U.S. aid policies make sending food to Africa very expensive.

ByABC News
October 28, 2009, 3:30 PM

NAIROBI, Kenya, Oct. 29, 2009— -- Drought-stricken Ethiopia is pleading for food aid again to stave off starvation, but some critics are complaining that the policies of the country's most generous donor, the United States, is exacerbating the cycle of starvation.

A hungry Ethiopia gets 70 percent of its aid from the U.S., but according to a new report by the aid organization Oxfam International, that help comes at a cost.

U.S. law requires that food aid money be spent on food grown in the U.S., at least half of it must be packed in the U.S. and most of it must be transported in U.S. ships. The Oxfam report, "Band Aids and Beyond," claims that is far more expensive and time consuming than buying food in the region.

"For roughly $1 spent on aid, the U.S. taxpayer is paying $2 to get it here," said Carolyn Gluck, an Oxfam spokeswoman.

American aid policies also undermine long-term development strategies that could break the cycle of drought and starvation in Ethiopia.

"It's like having a health service that's running on emergency ambulances to deal with the sick all the time," said Gluck. "You can't just deal with the problem. You need to treat the underlying causes, otherwise you'll be locked into this endless cycle of foreign food donors."

It was only 25 years ago that Ethiopia was in the grip of a devastating drought that killed 1 million people, and prompted an alarmed world to launch a massive relief effort.
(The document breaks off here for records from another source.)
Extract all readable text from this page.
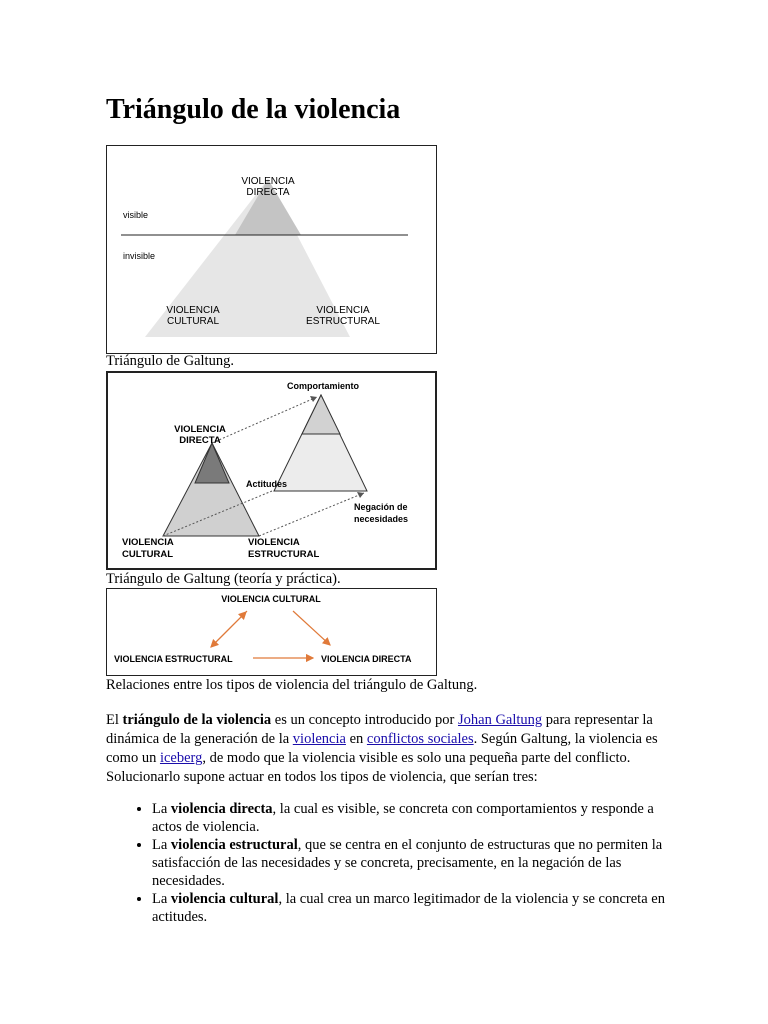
Triángulo de la violencia
VIOLENCIA
DIRECTA
visible
invisible
VIOLENCIA
CULTURAL
VIOLENCIA
ESTRUCTURAL
Triángulo de Galtung.
Comportamiento
VIOLENCIA
DIRECTA
Actitudes
Negación de
necesidades
VIOLENCIA
CULTURAL
VIOLENCIA
ESTRUCTURAL
Triángulo de Galtung (teoría y práctica).
VIOLENCIA CULTURAL
VIOLENCIA ESTRUCTURAL	VIOLENCIA DIRECTA
Relaciones entre los tipos de violencia del triángulo de Galtung.

El triángulo de la violencia es un concepto introducido por Johan Galtung para representar la dinámica de la generación de la violencia en conflictos sociales. Según Galtung, la violencia es como un iceberg, de modo que la violencia visible es solo una pequeña parte del conflicto. Solucionarlo supone actuar en todos los tipos de violencia, que serían tres:

• La violencia directa, la cual es visible, se concreta con comportamientos y responde a actos de violencia.
• La violencia estructural, que se centra en el conjunto de estructuras que no permiten la satisfacción de las necesidades y se concreta, precisamente, en la negación de las necesidades.
• La violencia cultural, la cual crea un marco legitimador de la violencia y se concreta en actitudes.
Today the country again faces a killer drought and looks for help to avoid widespread starvation. The World Food Program in Ethiopia has launched an appeal for $285 million, or 419 tons of cereal in the next six months to help feed the drought-stricken population.

It has also prompted the Oxfam report on the millions of dollars of food aid going to Ethiopia. Oxfam is not the only critic of the current policy. U.S. Government Accountability Office reports show that of the nearly $2 billion a year allocated to foreign food aid, more than half of the funds are spent on transport, not the food.